Three more persons including a physician died after being infected with mosquito-borne disease at different hospitals in Dhaka.
Deceased Tapan Kumar Mandol was a physician of Madaripur Sadar Hospital while Moushumi Akter and a child, Raj Chowdhury, were residents of Dhaka.
Tapan was admitted to the Intensive Care Unit (ICU) at Bangladesh Medical College at Dhanmondi with dengue around 4:30pm yesterday, according to an official of the medical.
He died in the morning today, he said.
Moushumi, a resident of Dhaka’s Taltola, died around 11:45am while receiving treatment at the ICU of Dhaka Medical College Hospital, her husband Md Nasiruddin Mamun told The Daily Star.
She was diagnosed with dengue at a Shyamoli hospital yesterday, several days after she had been suffering from fever, Mamun said.
She was initially taken to Shaheed Suhrawardy Medical College Hospital and was shifted to DMCH today after her condition deteriorated, he added.

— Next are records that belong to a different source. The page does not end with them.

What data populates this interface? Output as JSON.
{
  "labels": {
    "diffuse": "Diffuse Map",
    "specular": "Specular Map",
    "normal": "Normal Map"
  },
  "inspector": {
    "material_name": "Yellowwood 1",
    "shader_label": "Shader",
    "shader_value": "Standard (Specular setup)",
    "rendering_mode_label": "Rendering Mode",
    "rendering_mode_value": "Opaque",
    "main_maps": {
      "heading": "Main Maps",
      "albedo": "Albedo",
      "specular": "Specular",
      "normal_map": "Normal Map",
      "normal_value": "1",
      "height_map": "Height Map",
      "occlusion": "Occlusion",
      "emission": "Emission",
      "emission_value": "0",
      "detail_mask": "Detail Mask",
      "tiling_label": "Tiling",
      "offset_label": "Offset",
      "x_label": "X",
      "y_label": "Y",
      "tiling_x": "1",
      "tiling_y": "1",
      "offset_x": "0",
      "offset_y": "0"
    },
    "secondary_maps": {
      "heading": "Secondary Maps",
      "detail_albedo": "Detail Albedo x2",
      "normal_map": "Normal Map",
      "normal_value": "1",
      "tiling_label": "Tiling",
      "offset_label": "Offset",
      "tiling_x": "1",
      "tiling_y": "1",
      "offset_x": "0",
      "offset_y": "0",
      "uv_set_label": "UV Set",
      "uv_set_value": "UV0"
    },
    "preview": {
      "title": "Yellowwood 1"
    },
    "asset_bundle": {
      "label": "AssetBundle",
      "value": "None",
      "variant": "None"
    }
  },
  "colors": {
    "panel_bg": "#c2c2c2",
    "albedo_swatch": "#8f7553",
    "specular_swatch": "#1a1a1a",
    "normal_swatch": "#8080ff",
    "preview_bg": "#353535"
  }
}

Raj Chowdhury, son of NirmalKanti Chowdhury, assistant registrar of National Institute of Cardiovascular Diseases, was admitted to Dhaka Shishu (Children) Hospital (DSH) yesterday afternoon with dengue fever, Abdul Hakim, public relations officer of the medical, told The Daily Star.
He lost his battle for life around 1:30pm today, he said.
Bangladesh is struggling to control its worse outbreak of the mosquito-borne disease as an increasing number of patients put tremendous pressure on the country’s already overwhelmed medical system.
Since January, 43,271 people were admitted to hospitals, according to the Directorate General of Health Services. Of them, 35,225 had made full recovery.
Currently, more than 8,000 patients, including children, are being treated at hospitals across the country.
The government has so far confirmed the death of 40 people from dengue although the unofficial estimates suggest the death toll is much higher.
Dhaka, the overpopulated capital city, has been at the centre of dengue outbreak.
Dengue fever usually causes severe flu-like symptoms, including high fever, headache, vomiting, muscle and joint pain, and a characteristic skin rash.
There is no specific treatment, the World Health Organisation (WHO) says, but early detection and access to proper medical care lowers fatality rates below 1 per cent.